For the $\land$ case, we have two cases: either $M^{+}\vdash\alpha_i$ for $i\in\{1,2\}$ in which case we can immediately prove $M^{+}\vdash\alpha_1\land\alpha_2$, or $M^{+}\vdash\neg\alpha_i$ for some $i\in\{1,2\}$ from which it is easy to prove $M^{+}\vdash\neg(\alpha_1\land\alpha_2)$.
Finally, for the $\neg$ case, we have either $M^{+}\vdash\alpha$ or $M^{+}\vdash\neg\alpha$ by induction hypothesis, and we want to show $M^{+}\vdash\neg\alpha$ or $M^{+}\vdash\neg\neg\alpha$. Clearly, if we have $M^{+}\vdash\neg\alpha$, we are done immediately. Otherwise, we have $M^{+}\vdash\alpha$ from which we can prove $M^{+}\vdash\neg\neg\alpha$ with a standard proof.

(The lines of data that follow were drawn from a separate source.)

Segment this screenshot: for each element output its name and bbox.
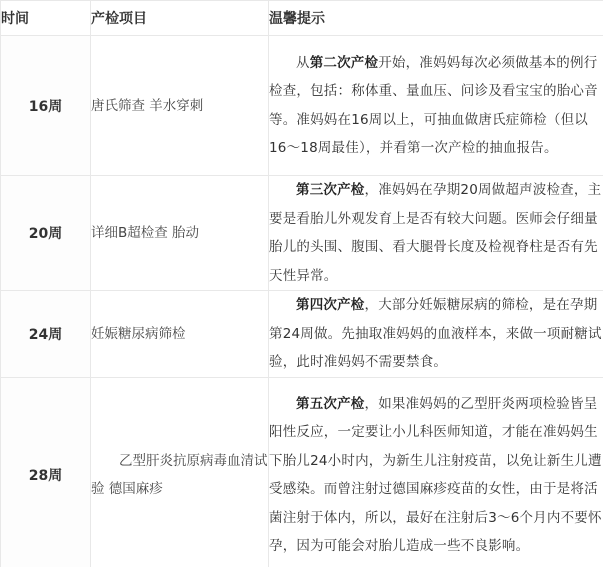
header-time: 时间 <box>1 1 91 36</box>
prenatal-exam-table: 时间 产检项目 温馨提示 16周 唐氏筛查 羊水穿刺 从第二次产检开始，准妈妈每… <box>0 0 603 567</box>
table-header-row: 时间 产检项目 温馨提示 <box>1 1 603 36</box>
tip-highlight: 第四次产检 <box>296 297 365 313</box>
table-row: 20周 详细B超检查 胎动 第三次产检，准妈妈在孕期20周做超声波检查，主要是看… <box>1 176 603 291</box>
table-row: 24周 妊娠糖尿病筛检 第四次产检，大部分妊娠糖尿病的筛检，是在孕期第24周做。… <box>1 291 603 378</box>
tip-highlight: 第三次产检 <box>296 182 365 198</box>
cell-week: 20周 <box>1 176 91 291</box>
cell-exam-item: 妊娠糖尿病筛检 <box>91 291 269 378</box>
header-exam-item: 产检项目 <box>91 1 269 36</box>
table-row: 16周 唐氏筛查 羊水穿刺 从第二次产检开始，准妈妈每次必须做基本的例行检查，包… <box>1 36 603 176</box>
tip-text: ，如果准妈妈的乙型肝炎两项检验皆呈阳性反应，一定要让小儿科医师知道，才能在准妈妈… <box>269 396 602 555</box>
table-row: 28周 乙型肝炎抗原病毒血清试验 德国麻疹 第五次产检，如果准妈妈的乙型肝炎两项… <box>1 377 603 567</box>
cell-tip: 第三次产检，准妈妈在孕期20周做超声波检查，主要是看胎儿外观发育上是否有较大问题… <box>269 176 603 291</box>
tip-highlight: 第五次产检 <box>296 396 365 412</box>
cell-week: 16周 <box>1 36 91 176</box>
tip-highlight: 第二次产检 <box>310 55 379 71</box>
cell-exam-item: 乙型肝炎抗原病毒血清试验 德国麻疹 <box>91 377 269 567</box>
cell-tip: 第四次产检，大部分妊娠糖尿病的筛检，是在孕期第24周做。先抽取准妈妈的血液样本，… <box>269 291 603 378</box>
cell-tip: 从第二次产检开始，准妈妈每次必须做基本的例行检查，包括：称体重、量血压、问诊及看… <box>269 36 603 176</box>
header-tips: 温馨提示 <box>269 1 603 36</box>
cell-tip: 第五次产检，如果准妈妈的乙型肝炎两项检验皆呈阳性反应，一定要让小儿科医师知道，才… <box>269 377 603 567</box>
tip-prefix: 从 <box>296 55 310 71</box>
cell-exam-item: 详细B超检查 胎动 <box>91 176 269 291</box>
cell-week: 28周 <box>1 377 91 567</box>
cell-exam-item: 唐氏筛查 羊水穿刺 <box>91 36 269 176</box>
cell-week: 24周 <box>1 291 91 378</box>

Normally the problem is the base case. We usually can't say anything one way or the other about proposition variables.
Now, to be precise, this doesn't quite prove the claim. This only proves that $M^{+}\vdash\alpha$ or $M^{+}\vdash\neg\alpha$. It doesn't show that only one of these is true. If you can show $M^{+}\nvdash\bot$, that would establish it though. Alternatively, you could modify the above proof fairly easily to cover the exact claim given an assumption (or proof) of consistency, i.e. $\nvdash\bot$.